I like Drew on the blog post use a Thinkpad X200, and it more than suits my needs for a laptop, and I even shelled out the money for one of the 51nb x2100s. If System 76 bucks the current trend and makes a laptop in the style of an old thinkpad (To quote Drew: "The integrated GPU, Bluetooth and WiFi, internal sensors, and even the fingerprint reader can all be driven by the upstream Linux kernel. In fact, the hardware is so well understood that I have successfully used almost all of the laptop’s features on Linux, FreeBSD, NetBSD, Minix, Haiku, and Plan 9. Plan fucking 9. It can run coreboot, too.
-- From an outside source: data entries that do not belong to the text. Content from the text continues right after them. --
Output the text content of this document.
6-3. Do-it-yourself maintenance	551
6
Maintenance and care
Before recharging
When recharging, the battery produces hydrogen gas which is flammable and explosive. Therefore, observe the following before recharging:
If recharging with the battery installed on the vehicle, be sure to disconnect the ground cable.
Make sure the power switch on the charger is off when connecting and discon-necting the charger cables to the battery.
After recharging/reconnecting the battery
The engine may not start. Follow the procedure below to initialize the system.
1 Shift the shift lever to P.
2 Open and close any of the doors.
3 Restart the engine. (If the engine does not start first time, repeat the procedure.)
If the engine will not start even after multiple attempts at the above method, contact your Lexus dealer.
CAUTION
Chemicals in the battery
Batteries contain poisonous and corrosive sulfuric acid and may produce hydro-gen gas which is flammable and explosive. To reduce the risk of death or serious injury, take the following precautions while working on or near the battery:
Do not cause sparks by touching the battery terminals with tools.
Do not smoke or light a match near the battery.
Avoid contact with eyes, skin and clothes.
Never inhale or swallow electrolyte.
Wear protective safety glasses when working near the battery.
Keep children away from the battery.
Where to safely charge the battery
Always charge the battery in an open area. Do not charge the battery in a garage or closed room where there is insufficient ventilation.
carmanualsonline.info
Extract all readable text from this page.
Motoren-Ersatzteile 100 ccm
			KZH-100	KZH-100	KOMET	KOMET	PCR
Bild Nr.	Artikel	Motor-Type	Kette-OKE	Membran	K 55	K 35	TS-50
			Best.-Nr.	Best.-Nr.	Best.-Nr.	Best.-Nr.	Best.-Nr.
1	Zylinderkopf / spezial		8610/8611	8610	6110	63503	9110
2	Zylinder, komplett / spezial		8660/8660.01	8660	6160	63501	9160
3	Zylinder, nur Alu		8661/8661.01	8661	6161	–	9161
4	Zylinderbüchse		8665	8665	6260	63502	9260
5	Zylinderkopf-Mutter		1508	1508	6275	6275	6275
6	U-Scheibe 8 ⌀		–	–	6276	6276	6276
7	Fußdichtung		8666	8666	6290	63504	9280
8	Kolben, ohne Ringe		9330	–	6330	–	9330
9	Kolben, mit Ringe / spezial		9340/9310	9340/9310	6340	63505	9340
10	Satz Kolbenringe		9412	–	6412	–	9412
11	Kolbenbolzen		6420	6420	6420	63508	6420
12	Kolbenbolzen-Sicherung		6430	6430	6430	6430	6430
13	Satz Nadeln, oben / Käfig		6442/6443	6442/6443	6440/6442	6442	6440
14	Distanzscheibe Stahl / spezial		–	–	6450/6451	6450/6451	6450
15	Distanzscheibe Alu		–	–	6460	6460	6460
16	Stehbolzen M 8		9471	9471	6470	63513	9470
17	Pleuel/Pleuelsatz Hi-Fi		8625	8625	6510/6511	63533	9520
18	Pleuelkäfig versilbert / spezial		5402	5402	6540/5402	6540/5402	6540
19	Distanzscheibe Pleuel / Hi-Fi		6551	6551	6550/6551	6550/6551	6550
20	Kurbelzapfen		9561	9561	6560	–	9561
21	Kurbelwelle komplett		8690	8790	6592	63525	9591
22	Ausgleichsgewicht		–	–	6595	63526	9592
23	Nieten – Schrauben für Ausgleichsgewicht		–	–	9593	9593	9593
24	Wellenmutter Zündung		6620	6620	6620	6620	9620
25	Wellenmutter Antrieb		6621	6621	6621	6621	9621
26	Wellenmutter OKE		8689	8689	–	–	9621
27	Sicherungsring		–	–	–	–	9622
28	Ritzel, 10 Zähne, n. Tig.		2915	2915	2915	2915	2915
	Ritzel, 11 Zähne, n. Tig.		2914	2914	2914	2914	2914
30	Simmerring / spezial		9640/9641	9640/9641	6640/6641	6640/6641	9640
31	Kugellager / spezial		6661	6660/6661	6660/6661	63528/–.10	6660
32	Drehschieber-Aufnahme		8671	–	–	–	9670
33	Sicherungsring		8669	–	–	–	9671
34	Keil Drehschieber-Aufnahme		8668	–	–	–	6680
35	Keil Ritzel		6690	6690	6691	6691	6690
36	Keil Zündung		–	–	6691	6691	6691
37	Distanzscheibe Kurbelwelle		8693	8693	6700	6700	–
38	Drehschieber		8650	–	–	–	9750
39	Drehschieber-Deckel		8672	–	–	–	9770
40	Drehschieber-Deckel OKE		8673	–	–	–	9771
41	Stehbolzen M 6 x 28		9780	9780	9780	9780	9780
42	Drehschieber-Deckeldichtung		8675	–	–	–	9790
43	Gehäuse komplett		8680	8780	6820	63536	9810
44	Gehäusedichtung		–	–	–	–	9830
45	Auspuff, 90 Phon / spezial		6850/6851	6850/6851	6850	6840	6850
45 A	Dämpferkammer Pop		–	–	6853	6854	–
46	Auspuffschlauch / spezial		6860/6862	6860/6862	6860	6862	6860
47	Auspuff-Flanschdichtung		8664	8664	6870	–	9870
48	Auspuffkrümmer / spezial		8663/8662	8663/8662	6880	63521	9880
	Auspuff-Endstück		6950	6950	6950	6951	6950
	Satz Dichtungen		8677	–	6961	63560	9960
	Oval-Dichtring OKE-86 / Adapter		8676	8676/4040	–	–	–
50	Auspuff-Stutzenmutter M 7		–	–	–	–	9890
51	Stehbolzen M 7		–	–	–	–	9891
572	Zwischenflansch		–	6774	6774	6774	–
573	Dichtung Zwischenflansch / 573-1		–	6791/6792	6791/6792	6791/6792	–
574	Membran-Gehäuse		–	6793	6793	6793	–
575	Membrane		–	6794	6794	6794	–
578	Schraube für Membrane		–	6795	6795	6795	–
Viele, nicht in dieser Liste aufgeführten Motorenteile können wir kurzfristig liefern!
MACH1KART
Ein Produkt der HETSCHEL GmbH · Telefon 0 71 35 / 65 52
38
The back of the laptop has all of the screws (Phillips head) labelled so you know which to remove to service which parts. User replacable parts include the screen, keyboard (multiple layouts are available and are interchangeable), the RAM, hard drive (I put a new SSD in one of mine a few weeks ago, and it took about 30 seconds) — actually, there are a total of 26 replacable parts in this laptop. There is a detailed 278-page service manual to assist you or your local repair tech in addressing any problems that arise.") I think they could easily charge a very healthy premium and get a lot of people to line up for it (myself included).